UN documents show that Halliburton's affiliates have had controversial dealings with the Iraqi regime during Cheney's tenure at the company and played a part in helping Saddam Hussein illegally pocket billions of dollars under the UN's oil-for-food program. The Clinton administration blocked one deal Halliburton was trying to push through because it was "not authorized under the oil-for-food deal," according to UN documents. That deal, between Halliburton subsidiary Ingersoll Dresser Pump Co. and Iraq, included agreements by the firm to sell nearly $1 million in spare parts, compressors and firefighting equipment to refurbish an offshore oil terminal, Khor al-Amaya. Still, Halliburton used one of its foreign subsidiaries to sell Iraq the equipment it needed so the country could pump more oil, according to a report in the Washington Post in June 2001.

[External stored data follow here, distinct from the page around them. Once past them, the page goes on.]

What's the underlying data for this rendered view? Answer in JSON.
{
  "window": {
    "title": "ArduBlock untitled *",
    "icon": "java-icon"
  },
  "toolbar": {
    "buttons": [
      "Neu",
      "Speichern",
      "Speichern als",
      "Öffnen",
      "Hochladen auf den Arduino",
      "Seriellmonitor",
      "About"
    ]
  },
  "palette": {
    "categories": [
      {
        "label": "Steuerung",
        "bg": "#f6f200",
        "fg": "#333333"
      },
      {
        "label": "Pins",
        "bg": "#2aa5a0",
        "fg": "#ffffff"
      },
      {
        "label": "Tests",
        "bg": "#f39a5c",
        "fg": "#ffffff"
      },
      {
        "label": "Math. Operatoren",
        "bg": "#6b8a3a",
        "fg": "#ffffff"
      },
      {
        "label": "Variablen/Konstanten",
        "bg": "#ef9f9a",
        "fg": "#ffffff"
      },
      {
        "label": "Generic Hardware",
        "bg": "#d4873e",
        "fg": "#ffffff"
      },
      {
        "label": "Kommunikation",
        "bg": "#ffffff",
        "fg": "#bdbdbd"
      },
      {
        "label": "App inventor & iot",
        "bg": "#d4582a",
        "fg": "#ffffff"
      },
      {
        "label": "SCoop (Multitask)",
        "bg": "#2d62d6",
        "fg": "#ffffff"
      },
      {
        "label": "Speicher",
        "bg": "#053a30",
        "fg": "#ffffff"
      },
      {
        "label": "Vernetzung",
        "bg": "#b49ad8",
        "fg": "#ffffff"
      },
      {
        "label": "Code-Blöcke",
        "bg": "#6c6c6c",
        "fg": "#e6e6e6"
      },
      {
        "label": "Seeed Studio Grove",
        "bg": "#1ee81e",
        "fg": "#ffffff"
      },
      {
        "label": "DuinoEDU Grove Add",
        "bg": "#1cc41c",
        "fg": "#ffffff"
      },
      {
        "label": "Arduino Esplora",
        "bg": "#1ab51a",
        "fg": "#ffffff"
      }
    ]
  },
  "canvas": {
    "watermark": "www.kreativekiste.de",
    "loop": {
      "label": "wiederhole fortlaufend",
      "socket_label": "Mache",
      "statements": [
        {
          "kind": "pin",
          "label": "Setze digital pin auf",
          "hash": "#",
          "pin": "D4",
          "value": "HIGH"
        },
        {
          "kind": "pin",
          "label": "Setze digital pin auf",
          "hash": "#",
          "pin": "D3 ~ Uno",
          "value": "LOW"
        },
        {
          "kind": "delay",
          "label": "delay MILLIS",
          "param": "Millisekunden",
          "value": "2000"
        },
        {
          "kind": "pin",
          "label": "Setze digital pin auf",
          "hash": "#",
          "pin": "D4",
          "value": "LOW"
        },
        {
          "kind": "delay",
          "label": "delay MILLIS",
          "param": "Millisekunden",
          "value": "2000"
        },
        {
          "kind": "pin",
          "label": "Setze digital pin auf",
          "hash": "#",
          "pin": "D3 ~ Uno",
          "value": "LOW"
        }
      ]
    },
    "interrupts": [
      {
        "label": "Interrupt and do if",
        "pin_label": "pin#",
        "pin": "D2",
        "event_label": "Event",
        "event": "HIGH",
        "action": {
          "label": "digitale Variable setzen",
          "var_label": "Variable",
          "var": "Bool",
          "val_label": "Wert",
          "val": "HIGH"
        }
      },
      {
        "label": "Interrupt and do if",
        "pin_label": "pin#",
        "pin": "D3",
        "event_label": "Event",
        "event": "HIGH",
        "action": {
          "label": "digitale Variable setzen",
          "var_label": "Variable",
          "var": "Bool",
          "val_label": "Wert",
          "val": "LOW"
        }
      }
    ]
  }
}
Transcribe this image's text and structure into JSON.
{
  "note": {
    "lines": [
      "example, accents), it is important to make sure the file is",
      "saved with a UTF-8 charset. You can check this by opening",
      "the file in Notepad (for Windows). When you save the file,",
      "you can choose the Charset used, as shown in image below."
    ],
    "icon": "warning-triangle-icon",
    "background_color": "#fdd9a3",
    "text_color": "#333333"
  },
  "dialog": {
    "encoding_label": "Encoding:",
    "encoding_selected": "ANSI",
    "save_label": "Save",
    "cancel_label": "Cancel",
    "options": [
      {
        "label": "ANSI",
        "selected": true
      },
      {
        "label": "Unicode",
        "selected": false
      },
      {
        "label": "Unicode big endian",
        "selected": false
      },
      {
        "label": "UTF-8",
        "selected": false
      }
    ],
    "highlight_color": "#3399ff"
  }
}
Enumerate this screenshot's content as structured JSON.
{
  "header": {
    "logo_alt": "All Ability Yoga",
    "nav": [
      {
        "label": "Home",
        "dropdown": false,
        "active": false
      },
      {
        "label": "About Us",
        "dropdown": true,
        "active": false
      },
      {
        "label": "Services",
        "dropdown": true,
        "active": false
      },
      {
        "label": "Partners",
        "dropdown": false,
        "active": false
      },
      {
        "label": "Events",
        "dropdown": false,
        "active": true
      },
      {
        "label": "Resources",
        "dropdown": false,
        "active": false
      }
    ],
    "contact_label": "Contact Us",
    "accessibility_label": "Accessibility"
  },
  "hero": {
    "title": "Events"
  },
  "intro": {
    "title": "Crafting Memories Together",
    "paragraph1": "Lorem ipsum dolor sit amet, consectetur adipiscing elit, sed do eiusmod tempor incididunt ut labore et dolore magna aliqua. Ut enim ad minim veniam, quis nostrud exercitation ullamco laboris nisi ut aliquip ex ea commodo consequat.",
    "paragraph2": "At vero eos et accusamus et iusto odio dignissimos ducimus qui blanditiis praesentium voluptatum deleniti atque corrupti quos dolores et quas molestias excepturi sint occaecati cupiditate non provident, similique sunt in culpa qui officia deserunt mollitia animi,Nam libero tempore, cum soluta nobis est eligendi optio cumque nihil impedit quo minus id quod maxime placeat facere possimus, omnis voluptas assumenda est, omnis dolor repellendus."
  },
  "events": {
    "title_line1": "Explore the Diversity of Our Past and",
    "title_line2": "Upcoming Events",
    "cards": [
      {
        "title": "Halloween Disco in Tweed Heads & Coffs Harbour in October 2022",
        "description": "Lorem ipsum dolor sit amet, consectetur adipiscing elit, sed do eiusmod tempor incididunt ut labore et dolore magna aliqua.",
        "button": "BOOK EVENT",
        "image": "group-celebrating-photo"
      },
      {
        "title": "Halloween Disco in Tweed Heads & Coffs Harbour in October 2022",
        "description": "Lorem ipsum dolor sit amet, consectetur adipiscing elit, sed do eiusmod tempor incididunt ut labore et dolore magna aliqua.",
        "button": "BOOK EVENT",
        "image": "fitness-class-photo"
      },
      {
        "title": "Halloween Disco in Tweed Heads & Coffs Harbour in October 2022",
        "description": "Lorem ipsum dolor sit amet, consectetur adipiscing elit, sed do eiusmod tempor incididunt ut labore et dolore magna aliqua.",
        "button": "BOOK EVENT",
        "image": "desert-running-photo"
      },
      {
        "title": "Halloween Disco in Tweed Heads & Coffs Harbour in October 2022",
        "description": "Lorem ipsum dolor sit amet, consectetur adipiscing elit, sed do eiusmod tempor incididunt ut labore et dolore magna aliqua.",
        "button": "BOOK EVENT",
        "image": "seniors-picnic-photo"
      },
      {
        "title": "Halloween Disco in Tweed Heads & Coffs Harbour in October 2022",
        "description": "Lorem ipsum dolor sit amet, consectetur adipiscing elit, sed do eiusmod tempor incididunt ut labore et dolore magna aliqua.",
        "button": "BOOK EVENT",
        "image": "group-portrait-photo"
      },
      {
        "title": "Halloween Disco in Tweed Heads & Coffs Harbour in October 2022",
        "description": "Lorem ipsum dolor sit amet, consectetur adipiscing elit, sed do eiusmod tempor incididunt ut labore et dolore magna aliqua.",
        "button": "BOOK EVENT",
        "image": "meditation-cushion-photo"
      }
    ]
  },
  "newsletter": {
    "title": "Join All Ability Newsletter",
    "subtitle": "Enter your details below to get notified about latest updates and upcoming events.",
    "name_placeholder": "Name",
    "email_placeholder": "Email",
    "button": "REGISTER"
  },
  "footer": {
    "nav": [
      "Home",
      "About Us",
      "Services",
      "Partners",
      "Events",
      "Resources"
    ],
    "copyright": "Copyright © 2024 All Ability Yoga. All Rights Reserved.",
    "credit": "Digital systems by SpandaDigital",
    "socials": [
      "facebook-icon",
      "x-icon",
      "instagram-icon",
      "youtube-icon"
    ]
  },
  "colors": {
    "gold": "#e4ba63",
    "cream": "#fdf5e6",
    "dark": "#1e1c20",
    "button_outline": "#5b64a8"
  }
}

The Halliburton subsidiaries, Dresser-Rand and Ingersoll Dresser Pump Co., sold water and sewage treatment pumps, spare parts for oil facilities and pipeline equipment to Baghdad through French affiliates from the first half of 1997 to the summer of 2000, UN records show. Ingersoll Dresser Pump also signed contracts – later blocked by the United States, according to the Post – to help repair an Iraqi oil terminal that U.S.-led military forces destroyed in the Gulf War years earlier.

Cheney's hardline stance against Iraq on the campaign trail is hypocritical considering that during his tenure as chief executive of Halliburton, Cheney pushed the UN Security Council to end an 11-year embargo on sales of civilian goods, including oil-related equipment, to Iraq. Cheney has said sanctions against countries like Iraq unfairly punish U.S. companies.